It was not his last publication, however. At the time of his death, he was working on a follow up to 2017s WHERE’S RODNEY, with a picture book called TASHA’S VOICE. It would be published in 2024 after a mentee of Floyd’s, Daria Peoples, finalized the illustrations he began.

Legacy

The news of Floyd’s death hit the children’s book community hard and fast. People remembered him as cool, a gentle soul, kind, always friendly, and immensely generous. The tributes and well-wishes poured in to his social media accounts, and on blogs like The Lerner Blog, the publisher for UNSPEAKABLE, as well as The Brown Bookshelf, a platform that celebrates kidlit creators of the African diaspora. Readers who never met him, but who had enjoyed his books over the years offered their remembrances in the comments, revealing that his reach was wide and deep.
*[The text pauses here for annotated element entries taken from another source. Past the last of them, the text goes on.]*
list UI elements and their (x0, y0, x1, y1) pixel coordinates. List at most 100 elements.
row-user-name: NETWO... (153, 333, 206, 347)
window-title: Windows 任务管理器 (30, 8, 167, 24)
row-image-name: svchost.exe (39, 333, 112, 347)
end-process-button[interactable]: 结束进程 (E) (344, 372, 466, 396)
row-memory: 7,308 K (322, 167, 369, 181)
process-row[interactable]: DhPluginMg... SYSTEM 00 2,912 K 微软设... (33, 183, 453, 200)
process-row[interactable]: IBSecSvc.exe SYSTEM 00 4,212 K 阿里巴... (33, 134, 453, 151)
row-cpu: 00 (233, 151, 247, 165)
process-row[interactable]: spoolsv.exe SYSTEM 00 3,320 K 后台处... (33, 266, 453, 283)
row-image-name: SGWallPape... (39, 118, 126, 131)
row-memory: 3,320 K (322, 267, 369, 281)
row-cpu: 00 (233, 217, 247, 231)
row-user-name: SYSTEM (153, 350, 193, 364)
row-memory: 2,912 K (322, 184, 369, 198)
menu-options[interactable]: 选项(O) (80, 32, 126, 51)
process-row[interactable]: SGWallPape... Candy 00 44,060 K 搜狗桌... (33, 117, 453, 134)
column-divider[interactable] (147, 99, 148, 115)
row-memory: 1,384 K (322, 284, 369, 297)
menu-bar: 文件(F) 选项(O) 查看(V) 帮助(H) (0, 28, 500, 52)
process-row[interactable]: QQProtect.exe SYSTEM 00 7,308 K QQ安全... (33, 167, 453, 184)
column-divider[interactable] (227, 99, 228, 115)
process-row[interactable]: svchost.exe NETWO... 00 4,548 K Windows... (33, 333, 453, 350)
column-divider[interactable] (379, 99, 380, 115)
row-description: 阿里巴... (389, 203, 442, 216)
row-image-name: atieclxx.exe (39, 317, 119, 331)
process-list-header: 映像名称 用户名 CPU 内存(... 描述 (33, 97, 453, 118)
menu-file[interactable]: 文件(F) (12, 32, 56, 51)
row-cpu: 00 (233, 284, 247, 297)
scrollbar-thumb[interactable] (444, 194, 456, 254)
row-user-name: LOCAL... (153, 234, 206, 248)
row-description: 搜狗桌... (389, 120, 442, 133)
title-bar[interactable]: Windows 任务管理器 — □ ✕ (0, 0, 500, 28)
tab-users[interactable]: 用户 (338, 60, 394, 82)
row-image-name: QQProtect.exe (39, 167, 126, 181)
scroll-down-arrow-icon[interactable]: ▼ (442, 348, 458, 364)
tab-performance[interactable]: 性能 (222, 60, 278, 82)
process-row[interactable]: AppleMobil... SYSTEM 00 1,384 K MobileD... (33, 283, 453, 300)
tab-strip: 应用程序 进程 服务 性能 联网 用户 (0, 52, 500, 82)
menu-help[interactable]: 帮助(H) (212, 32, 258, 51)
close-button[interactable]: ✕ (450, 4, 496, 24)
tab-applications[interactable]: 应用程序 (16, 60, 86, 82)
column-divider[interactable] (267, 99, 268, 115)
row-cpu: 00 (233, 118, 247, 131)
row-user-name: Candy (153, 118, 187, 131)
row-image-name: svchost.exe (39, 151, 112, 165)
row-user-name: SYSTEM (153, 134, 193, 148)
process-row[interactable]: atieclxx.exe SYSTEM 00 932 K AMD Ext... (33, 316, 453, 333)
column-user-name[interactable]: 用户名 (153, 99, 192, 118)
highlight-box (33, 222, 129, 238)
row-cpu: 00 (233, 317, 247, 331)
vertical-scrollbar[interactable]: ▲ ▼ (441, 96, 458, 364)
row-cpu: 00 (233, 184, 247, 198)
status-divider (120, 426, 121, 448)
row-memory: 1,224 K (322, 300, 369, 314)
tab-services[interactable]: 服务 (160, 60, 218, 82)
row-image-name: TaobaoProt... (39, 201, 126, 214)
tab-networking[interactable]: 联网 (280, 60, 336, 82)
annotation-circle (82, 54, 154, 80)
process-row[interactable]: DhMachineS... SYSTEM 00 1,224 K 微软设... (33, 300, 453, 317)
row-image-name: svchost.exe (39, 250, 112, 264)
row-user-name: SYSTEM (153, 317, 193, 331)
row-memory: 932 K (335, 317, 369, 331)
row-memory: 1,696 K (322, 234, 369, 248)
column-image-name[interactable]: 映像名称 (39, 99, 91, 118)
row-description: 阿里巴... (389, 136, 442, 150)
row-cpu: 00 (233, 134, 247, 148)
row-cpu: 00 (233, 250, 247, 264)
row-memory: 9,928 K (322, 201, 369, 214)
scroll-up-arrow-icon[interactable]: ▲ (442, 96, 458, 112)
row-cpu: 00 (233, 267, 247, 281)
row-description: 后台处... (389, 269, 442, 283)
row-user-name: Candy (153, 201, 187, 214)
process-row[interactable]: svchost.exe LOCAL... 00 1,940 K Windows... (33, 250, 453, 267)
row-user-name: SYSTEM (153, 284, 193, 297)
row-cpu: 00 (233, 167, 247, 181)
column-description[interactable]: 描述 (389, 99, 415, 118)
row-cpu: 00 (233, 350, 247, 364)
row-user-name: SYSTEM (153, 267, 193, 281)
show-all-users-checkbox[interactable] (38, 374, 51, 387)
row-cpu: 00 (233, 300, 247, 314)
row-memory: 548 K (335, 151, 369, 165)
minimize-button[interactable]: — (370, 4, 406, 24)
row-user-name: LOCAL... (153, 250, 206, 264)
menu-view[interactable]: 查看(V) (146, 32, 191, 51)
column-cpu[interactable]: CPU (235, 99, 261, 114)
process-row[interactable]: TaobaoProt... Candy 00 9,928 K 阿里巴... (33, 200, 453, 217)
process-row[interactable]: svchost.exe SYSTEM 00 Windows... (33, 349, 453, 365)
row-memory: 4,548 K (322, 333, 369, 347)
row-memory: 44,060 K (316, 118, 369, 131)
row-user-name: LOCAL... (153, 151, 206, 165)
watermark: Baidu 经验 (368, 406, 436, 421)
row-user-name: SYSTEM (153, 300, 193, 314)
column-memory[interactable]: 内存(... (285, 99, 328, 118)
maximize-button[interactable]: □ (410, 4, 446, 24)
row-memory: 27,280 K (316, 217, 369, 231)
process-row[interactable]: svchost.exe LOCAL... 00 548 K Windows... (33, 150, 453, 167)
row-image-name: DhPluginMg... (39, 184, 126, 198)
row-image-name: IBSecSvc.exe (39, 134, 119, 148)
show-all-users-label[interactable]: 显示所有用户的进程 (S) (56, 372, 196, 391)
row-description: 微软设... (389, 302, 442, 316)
Over the years, Floyd was generous with his time for fellow kidlit creators, whether they were illustrators or writers. He mentored many artists, and gave classes at various conventions around the country and at the Highlights Foundation in Milanville, PA. Highlights set up a scholarship and cabin in his honor in 2019. The scholarship benefits indigenous artists and artists of color. The cabin is filled with several of his art pieces and many of his books. It is a legacy to his obvious passion for sharing his art, which was most evident in his presentations for kids. During school visits, after demonstrating his subtractive technique, he would often give out erasers so students could try out his method themselves.

Career Overview

In his 37-year career in children’s publishing, Floyd illustrated book covers, and over 100 picture books of which he wrote 7. He also wrote one novel.

His accolades include 3 Coretta Scott King Honors, 10 ALA Notables, 3 NAACP Image Award nominations, a Jane Addams Peace Award Honor, numerous Bank Street College Book of the Year Honors, Parent’s Choice Honors and starred reviews from Booklist, Kirkus, and School Library Journal, the Texas Bluebonnet Award short list in 2011, the Grand Canyon Reader Award short list, the Georgia Book Award short list, nominated for the Keystone to Reading Book Award in 2015, was longlisted for the National Book Award in 2021, and received a Caldecott honor in 2022.

His top awards were the Coretta Scott King Award in 2009, the NJ Center for the Book Inaugural Award, the Simon Wiesenthal Gold Medal in 2011, an IPPY Gold Medal in 2011, the Pennsylvania School Librarians Outstanding Illustrator in 2011, the Sankae Award of Japan in 2012, the Arkansas Diamond Primary Book Award in 2012-2013, the Charlotte Zolotow Award in 2014, the SCBWI Crystal Kite Award in 2015, and a second Coretta Scott King Award in 2022.